My DD is just horrible.
She has left home, and seems to have taken leave of her senses.
She was always difficult, but now, seems to have a chip on her shoulder the size of Bulgaria.
She has missed my birthday, and managed to blame me, saying that she didn't get a 'fuckin invite', missed my oh's, with an invite, and is currently waging war with my sister, just because my sister has had the nerve to question her behaviour.
Daughter asked my sister what I would like for my birthday, then spectacularly failed to materialise with a gift. I expect nothing less :(.
My sister then asked the perfectly reasonable question of why she would ask for advice regarding a gift, then not do anything.
I've told DD that her behaviour was rude, that I can't support her, and that she should apologise for her rudeness, and she has basically said that she has not done anything wrong...and that her auntie is 'always having a go and making me feel bad'. I suspect that the only real reason she feels bad is because her behaviour has been questioned, and she knows that she has messed up.
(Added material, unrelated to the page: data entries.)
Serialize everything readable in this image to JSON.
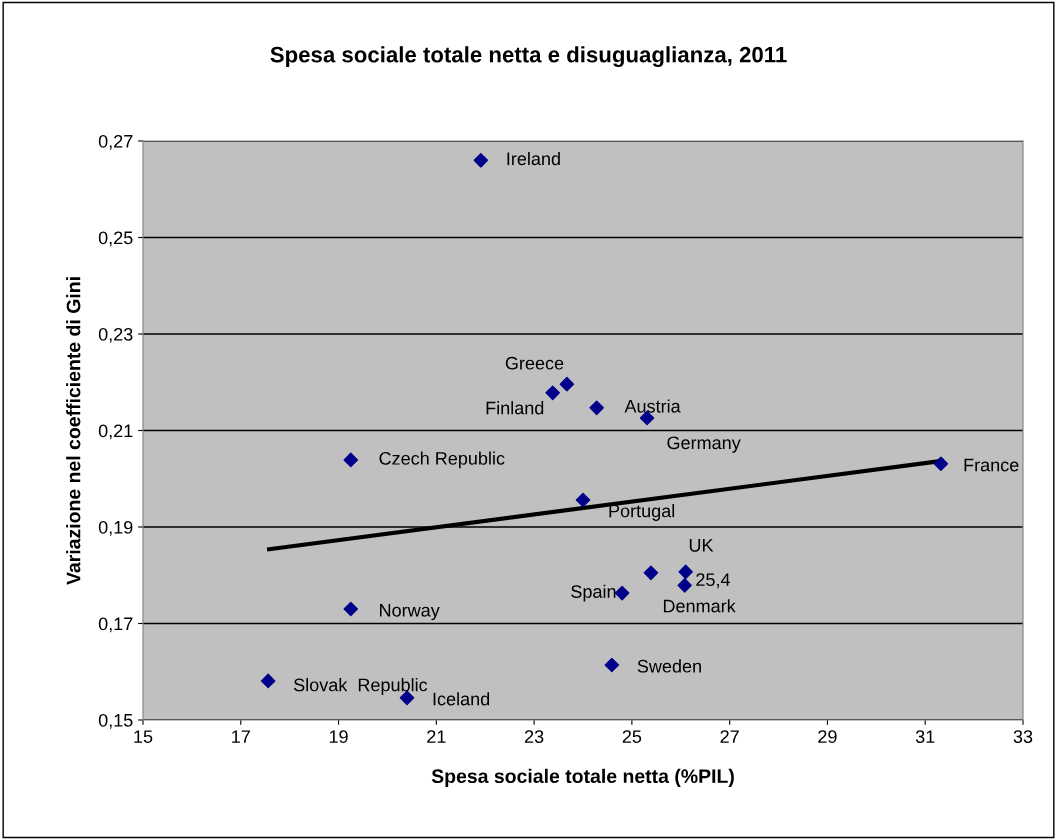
{
  "chart_data": {
    "type": "scatter",
    "title": "Spesa sociale totale netta e disuguaglianza, 2011",
    "xlabel": "Spesa sociale totale netta (%PIL)",
    "ylabel": "Variazione nel coefficiente di Gini",
    "series": [
      {
        "marker": "diamond",
        "color": "#00008b",
        "x": [
          21.91,
          23.67,
          23.38,
          24.28,
          25.31,
          19.25,
          31.32,
          24.0,
          26.1,
          25.39,
          26.08,
          24.8,
          19.25,
          24.59,
          17.56,
          20.4
        ],
        "values": [
          0.266,
          0.2196,
          0.2178,
          0.2147,
          0.2126,
          0.2039,
          0.2031,
          0.1956,
          0.1807,
          0.1805,
          0.1779,
          0.1763,
          0.173,
          0.1614,
          0.1581,
          0.1546
        ]
      },
      {
        "type": "line",
        "marker": "none",
        "color": "#000000",
        "x": [
          17.58,
          31.34
        ],
        "values": [
          0.1854,
          0.2037
        ]
      }
    ],
    "annotations": [
      {
        "text": "Ireland",
        "x": 21.91,
        "y": 0.266
      },
      {
        "text": "Greece",
        "x": 23.67,
        "y": 0.2196
      },
      {
        "text": "Finland",
        "x": 23.38,
        "y": 0.2178
      },
      {
        "text": "Austria",
        "x": 24.28,
        "y": 0.2147
      },
      {
        "text": "Germany",
        "x": 25.31,
        "y": 0.2126
      },
      {
        "text": "Czech Republic",
        "x": 19.25,
        "y": 0.2039
      },
      {
        "text": "France",
        "x": 31.32,
        "y": 0.2031
      },
      {
        "text": "Portugal",
        "x": 24.0,
        "y": 0.1956
      },
      {
        "text": "UK",
        "x": 26.1,
        "y": 0.1807
      },
      {
        "text": "25,4",
        "x": 25.39,
        "y": 0.1805
      },
      {
        "text": "Denmark",
        "x": 26.08,
        "y": 0.1779
      },
      {
        "text": "Spain",
        "x": 24.8,
        "y": 0.1763
      },
      {
        "text": "Norway",
        "x": 19.25,
        "y": 0.173
      },
      {
        "text": "Sweden",
        "x": 24.59,
        "y": 0.1614
      },
      {
        "text": "Slovak  Republic",
        "x": 17.56,
        "y": 0.1581
      },
      {
        "text": "Iceland",
        "x": 20.4,
        "y": 0.1546
      }
    ],
    "xlim": [
      15,
      33
    ],
    "xticks": [
      15,
      17,
      19,
      21,
      23,
      25,
      27,
      29,
      31,
      33
    ],
    "ylim": [
      0.15,
      0.27
    ],
    "yticks": [
      {
        "value": 0.15,
        "label": "0,15"
      },
      {
        "value": 0.17,
        "label": "0,17"
      },
      {
        "value": 0.19,
        "label": "0,19"
      },
      {
        "value": 0.21,
        "label": "0,21"
      },
      {
        "value": 0.23,
        "label": "0,23"
      },
      {
        "value": 0.25,
        "label": "0,25"
      },
      {
        "value": 0.27,
        "label": "0,27"
      }
    ],
    "grid": "y",
    "legend": false
  }
}
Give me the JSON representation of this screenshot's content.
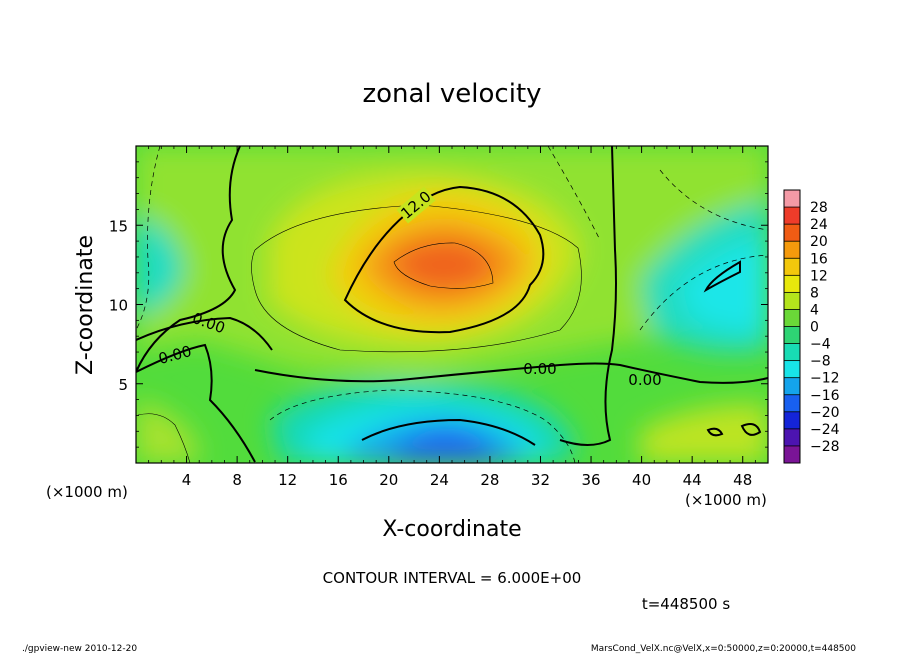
{
  "chart_data": {
    "type": "heatmap",
    "title": "zonal velocity",
    "xlabel": "X-coordinate",
    "ylabel": "Z-coordinate",
    "x_unit_label": "(×1000 m)",
    "xlim": [
      0,
      50
    ],
    "ylim": [
      0,
      20
    ],
    "x_ticks": [
      4,
      8,
      12,
      16,
      20,
      24,
      28,
      32,
      36,
      40,
      44,
      48
    ],
    "x_tick_labels": [
      "4",
      "8",
      "12",
      "16",
      "20",
      "24",
      "28",
      "32",
      "36",
      "40",
      "44",
      "48"
    ],
    "y_ticks": [
      5,
      10,
      15
    ],
    "y_tick_labels": [
      "5",
      "10",
      "15"
    ],
    "colorbar": {
      "levels": [
        28,
        24,
        20,
        16,
        12,
        8,
        4,
        0,
        -4,
        -8,
        -12,
        -16,
        -20,
        -24,
        -28
      ],
      "labels": [
        "28",
        "24",
        "20",
        "16",
        "12",
        "8",
        "4",
        "0",
        "−4",
        "−8",
        "−12",
        "−16",
        "−20",
        "−24",
        "−28"
      ],
      "colors": [
        "#f49aa6",
        "#ee3c2a",
        "#f05c14",
        "#f59a0c",
        "#f3c80c",
        "#e8e80c",
        "#b4e41c",
        "#6ad838",
        "#2ed474",
        "#18dcb4",
        "#18e4e8",
        "#14a4ec",
        "#1860f0",
        "#1424d8",
        "#4c14b0",
        "#7a1496"
      ]
    },
    "contour_labels": [
      "12.0",
      "0.00",
      "0.00",
      "0.00",
      "0.00"
    ],
    "annotations": {
      "contour_interval": "CONTOUR INTERVAL = 6.000E+00",
      "time": "t=448500 s",
      "footer_left": "./gpview-new   2010-12-20",
      "footer_right": "MarsCond_VelX.nc@VelX,x=0:50000,z=0:20000,t=448500"
    }
  }
}
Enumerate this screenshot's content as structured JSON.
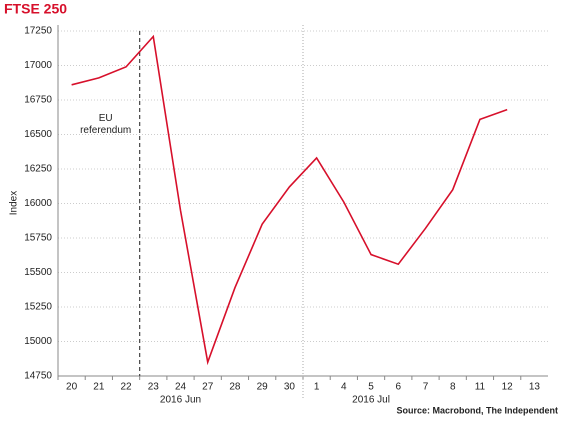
{
  "chart_data": {
    "type": "line",
    "title": "FTSE 250",
    "y_label": "Index",
    "source": "Source: Macrobond, The Independent",
    "event_label": "EU\nreferendum",
    "x_groups": [
      "2016 Jun",
      "2016 Jul"
    ],
    "categories": [
      "20",
      "21",
      "22",
      "23",
      "24",
      "27",
      "28",
      "29",
      "30",
      "1",
      "4",
      "5",
      "6",
      "7",
      "8",
      "11",
      "12",
      "13"
    ],
    "series": [
      {
        "name": "FTSE 250",
        "color": "#d7102b",
        "values": [
          16860,
          16910,
          16990,
          17210,
          15950,
          14850,
          15390,
          15850,
          16120,
          16330,
          16010,
          15630,
          15560,
          15820,
          16100,
          16610,
          16680,
          null
        ]
      }
    ],
    "ylim": [
      14750,
      17250
    ],
    "yticks": [
      14750,
      15000,
      15250,
      15500,
      15750,
      16000,
      16250,
      16500,
      16750,
      17000,
      17250
    ],
    "grid": true
  }
}
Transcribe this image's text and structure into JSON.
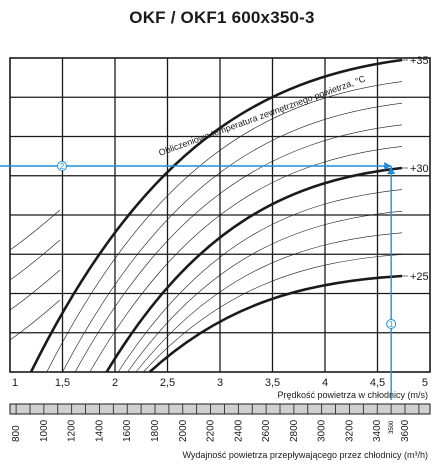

I can't quite believe how self centred and nasty she can be.
It's her 21st birthday next week, and she has asked all the family to contribute money for a driving test, yet tells her auntie to 'f**k off and butt out of my business'.
At a loss really, this is the last in a long line of episodes of her behaving like this, then casting blame around anywhere as a reason for her actions.
I believe that we all have a choice in how we behave, and how we react, and it is clear to me that she chooses to behave like this.
My poor sis was in tears last night, due to the way her niece spoke to her.
I never imagined that I would ever be in the position whereby I am actually thinking of disowning my child.